Uschlaberghexa Innenstadt in Narrenhand

Die Uschlaberghexa stauben erst ihr Häs ab und laden dann zum großen Narrenumzug ein.
Die Uschlaberghexa stauben erst ihr Häs ab und laden dann zum großen Narrenumzug ein. © Foto: Archiv/Zawadil
Pfullingen / Evelyn Rupprecht 02.01.2018

Uschl, Du Hex“: Der Schlachtruf wird am 14. Januar in den Straßen Pfullingens wohl tausendfach zu hören sein – schließlich sind die Uschlaberghexa Gastgeber und Veranstalter des Narrenumzugs, der heuer in seiner achten Auflage vielleicht noch ein bisschen größer ausfallen wird, als bei den vergangenen Malen. 71 Gruppen waren’s, die beim letzten großen Treffen der Zünfte in der Echazstadt im Jahr 2016 zusammenkamen, 2018 haben 77 Gruppen ihre Teilnahme angekündigt. Darunter Zünfte, die weite Anfahrtsstrecken auf sich nehmen werden. Sie kommen aus dem Schwarzwald, dem Rhein-Neckar-Kreis, aus der Ortenau, dem Renchtal, aus Oberschwaben und vom Bodensee. Aber auch viele Vereine aus unserer Region werden beim Narrentreffen dabei sein. Die anderen Pfullinger Zünfte, die aus Eningen, Lichtenstein und Reutlingen und viele Gruppen von der Alb werden mitlaufen, wenn der Umzug am Sonntag, 14. Januar, um 13.30 Uhr beginnt.

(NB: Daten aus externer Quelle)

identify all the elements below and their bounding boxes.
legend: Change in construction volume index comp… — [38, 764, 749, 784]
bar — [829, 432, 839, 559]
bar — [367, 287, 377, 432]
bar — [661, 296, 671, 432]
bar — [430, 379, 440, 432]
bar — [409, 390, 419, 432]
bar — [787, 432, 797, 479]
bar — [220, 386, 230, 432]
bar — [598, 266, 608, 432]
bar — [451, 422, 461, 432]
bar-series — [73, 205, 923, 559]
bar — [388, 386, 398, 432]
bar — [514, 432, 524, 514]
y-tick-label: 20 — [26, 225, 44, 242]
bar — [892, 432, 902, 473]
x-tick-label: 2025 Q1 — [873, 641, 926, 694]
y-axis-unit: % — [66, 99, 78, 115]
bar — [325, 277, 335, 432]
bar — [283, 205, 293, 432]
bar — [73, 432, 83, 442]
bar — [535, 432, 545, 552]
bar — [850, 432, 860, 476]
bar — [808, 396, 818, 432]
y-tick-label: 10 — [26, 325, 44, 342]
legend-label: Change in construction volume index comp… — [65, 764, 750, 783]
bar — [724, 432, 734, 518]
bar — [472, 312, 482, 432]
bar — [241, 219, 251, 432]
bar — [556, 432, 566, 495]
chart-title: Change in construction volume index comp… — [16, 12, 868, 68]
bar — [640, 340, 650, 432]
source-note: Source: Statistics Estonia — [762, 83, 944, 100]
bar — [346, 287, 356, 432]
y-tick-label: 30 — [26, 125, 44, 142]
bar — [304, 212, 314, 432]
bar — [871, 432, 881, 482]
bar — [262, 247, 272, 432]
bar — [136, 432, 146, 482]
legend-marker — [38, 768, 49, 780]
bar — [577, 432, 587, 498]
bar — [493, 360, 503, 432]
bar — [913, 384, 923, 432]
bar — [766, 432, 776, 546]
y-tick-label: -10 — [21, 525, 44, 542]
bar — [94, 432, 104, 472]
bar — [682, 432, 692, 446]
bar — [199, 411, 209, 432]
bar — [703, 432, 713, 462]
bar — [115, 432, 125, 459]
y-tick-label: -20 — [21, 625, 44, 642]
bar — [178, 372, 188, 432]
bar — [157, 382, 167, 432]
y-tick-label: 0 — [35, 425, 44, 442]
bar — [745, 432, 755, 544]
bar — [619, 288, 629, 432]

Starten werden die 77 Gruppen mit wohl über 3000 Hästrägern an der Sandwiesenstraße. Dann geht’s über die Kloster- und die Gönningerstraße stadteinwärts weiter über die Klemmen- und die Griesstraße zum Marktplatz, wo ein großes Konzert der Kapellen geplant ist. Die Badstraße ist noch als „Auslauffläche“ für die Teilnehmer gedacht. Bis 17 Uhr werden die Narren Pfullingen unsicher machen.

Wegen des großen Umzugs hat die Stadt bereits mehrere Sperrungen angekündigt. So wird die Laufstrecke in der Zeit von 12 bis 17 Uhr komplett dicht sein, weshalb die Tiefgaragen Marktplatz, Wickenhof, Klostersee und Klostergarten nicht angefahren werden können. Gesperrt werden von 12.30 bis 15.30 Uhr aber auch die Sandwiesen- und Teile der Leonhardstraße, weil sich dort die Gruppen und Zünfte aufstellen wollen. Nötig werden zudem einige Umleitungen für den Busverkehr und in der Kurze Straße wird auf Höhe von Raumausstattung Wörner eine Ersatzhaltestelle eingerichtet.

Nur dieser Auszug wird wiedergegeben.